Cuándo Es Más que un Problema Menor
La expresión ocasional de las glándulas en visitas de rutina es una parte normal y sencilla del cuidado para muchos perros. Pero un absceso en la glándula anal — reconocible por hinchazón significativa, calor, decoloración, o una ruptura que drena sangre o pus — es una verdadera emergencia médica que requiere tratamiento veterinario inmediato, no algo para manejar en casa.
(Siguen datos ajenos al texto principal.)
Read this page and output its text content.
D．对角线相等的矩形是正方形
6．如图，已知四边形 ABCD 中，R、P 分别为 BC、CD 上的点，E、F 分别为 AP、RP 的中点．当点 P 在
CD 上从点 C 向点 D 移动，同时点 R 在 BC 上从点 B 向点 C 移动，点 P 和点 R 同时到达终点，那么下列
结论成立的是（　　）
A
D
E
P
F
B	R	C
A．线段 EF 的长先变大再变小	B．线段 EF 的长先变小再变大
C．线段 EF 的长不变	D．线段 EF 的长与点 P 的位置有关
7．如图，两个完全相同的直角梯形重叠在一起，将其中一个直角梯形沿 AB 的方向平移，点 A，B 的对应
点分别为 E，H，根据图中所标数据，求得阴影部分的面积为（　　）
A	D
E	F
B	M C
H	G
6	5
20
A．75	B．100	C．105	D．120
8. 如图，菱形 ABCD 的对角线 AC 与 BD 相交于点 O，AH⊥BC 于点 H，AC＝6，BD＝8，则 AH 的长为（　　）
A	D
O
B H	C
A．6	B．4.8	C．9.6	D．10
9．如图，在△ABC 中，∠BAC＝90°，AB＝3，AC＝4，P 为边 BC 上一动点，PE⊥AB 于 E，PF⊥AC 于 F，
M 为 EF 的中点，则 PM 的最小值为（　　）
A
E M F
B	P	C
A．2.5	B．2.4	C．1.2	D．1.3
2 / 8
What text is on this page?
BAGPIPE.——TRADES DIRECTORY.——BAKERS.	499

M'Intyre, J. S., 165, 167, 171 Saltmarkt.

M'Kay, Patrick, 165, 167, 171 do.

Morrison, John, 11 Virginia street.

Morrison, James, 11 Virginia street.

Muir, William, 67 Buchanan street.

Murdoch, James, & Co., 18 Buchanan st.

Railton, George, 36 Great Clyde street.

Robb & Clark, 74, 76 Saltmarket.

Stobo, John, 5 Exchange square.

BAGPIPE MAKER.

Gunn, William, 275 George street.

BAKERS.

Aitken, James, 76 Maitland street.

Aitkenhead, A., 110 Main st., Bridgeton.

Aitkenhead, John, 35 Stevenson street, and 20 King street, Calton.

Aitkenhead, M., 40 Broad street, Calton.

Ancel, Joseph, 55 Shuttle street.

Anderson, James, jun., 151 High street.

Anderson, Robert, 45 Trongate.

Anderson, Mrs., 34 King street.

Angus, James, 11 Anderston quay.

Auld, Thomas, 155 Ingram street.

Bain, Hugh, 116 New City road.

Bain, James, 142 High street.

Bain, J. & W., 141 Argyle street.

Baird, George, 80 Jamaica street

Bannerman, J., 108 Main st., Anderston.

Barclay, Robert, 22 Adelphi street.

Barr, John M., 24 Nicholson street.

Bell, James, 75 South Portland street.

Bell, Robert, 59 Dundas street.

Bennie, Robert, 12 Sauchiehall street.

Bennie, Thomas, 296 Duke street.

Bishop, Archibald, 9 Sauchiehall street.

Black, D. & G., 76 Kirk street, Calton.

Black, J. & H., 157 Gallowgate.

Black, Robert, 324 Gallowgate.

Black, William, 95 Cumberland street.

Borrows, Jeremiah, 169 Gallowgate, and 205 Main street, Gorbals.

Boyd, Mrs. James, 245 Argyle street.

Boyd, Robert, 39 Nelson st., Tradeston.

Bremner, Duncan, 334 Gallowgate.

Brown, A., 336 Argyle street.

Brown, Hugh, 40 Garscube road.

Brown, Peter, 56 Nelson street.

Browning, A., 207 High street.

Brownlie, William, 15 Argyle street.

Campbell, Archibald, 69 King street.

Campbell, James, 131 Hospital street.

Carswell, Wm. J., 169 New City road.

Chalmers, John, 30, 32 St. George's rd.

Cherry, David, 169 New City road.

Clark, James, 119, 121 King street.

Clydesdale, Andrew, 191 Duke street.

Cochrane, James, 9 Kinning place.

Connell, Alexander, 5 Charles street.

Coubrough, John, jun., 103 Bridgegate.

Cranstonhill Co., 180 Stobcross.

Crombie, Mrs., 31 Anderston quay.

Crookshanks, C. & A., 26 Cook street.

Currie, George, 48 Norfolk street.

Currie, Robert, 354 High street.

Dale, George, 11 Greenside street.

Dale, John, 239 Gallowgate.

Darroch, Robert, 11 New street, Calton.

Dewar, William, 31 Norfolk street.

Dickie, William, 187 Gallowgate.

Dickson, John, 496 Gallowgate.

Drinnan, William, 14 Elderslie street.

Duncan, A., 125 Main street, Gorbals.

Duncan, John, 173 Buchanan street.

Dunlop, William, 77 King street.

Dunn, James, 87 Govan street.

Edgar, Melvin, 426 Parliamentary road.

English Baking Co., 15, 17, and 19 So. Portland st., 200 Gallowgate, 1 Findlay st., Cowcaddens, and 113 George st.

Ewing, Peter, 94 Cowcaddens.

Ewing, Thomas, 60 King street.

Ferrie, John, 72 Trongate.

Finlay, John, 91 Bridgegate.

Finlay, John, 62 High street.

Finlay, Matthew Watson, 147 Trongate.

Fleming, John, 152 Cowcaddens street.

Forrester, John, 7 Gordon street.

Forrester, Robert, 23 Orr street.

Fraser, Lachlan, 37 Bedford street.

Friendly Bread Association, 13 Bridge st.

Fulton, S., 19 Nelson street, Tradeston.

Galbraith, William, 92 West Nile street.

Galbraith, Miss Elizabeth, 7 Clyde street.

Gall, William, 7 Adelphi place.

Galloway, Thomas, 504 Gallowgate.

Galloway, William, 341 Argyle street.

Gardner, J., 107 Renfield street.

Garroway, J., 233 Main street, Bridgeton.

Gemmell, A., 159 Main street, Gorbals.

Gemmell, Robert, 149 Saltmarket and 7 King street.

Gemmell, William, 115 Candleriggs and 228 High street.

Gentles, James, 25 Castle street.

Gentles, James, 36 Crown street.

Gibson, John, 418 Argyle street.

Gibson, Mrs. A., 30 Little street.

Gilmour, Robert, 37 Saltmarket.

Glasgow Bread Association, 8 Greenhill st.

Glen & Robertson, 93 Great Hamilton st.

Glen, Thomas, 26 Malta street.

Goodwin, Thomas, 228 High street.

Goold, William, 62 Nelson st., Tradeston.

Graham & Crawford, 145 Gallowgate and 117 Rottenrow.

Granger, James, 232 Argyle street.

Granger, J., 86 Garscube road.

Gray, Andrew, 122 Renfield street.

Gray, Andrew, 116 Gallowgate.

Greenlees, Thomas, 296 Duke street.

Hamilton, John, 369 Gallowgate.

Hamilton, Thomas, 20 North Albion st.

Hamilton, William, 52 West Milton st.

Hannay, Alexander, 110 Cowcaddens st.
Si tu perro parece tener dolor real, tiene fiebre, o la zona se ve alarmante, no esperes.
¿Deberías Intentar Expresar las Glándulas Tú Mismo?
Es comprensible querer ahorrarse una visita al veterinario manejando esto en casa, y algunos dueños de perros con problemas recurrentes leves y frecuentes eventualmente reciben instrucciones de su veterinario sobre cómo hacerlo de forma segura. Pero sin la instrucción adecuada, es fácil aplicar la cantidad o dirección de presión equivocada, causar dolor, o incluso empujar el líquido en la dirección incorrecta, empeorando potencialmente la inflamación. Si te interesa aprender, pide a tu veterinario o a un peluquero con experiencia en la técnica que te guíe en persona en lugar de intentarlo basándote solo en instrucciones generales. Para la mayoría de los perros, especialmente aquellos sin problemas frecuentes, lo más simple y seguro es dejar esto en manos de profesionales como parte de las visitas regulares de aseo o veterinarias.
Prevenir que vuelva a ocurrir es tan importante como abordar un problema activo. Mantener un peso saludable, dar una dieta que favorezca heces bien formadas, y mantener la constancia con el calendario de expresión que recomiende tu veterinario, todo esto reduce la frecuencia con la que ocurren las impactaciones.
En Resumen
Los problemas de las glándulas anales son comunes, generalmente manejables, y no hay nada de qué avergonzarse al preguntarle a tu veterinario o peluquero al respecto. Si tu perro arrastra el trasero ocasionalmente, menciónalo en su próxima revisión. Si lo hace con frecuencia, el olor es fuerte, o notas hinchazón o dolor, hazlo revisar cuanto antes — las impactaciones no tratadas pueden convertirse en algo mucho más serio.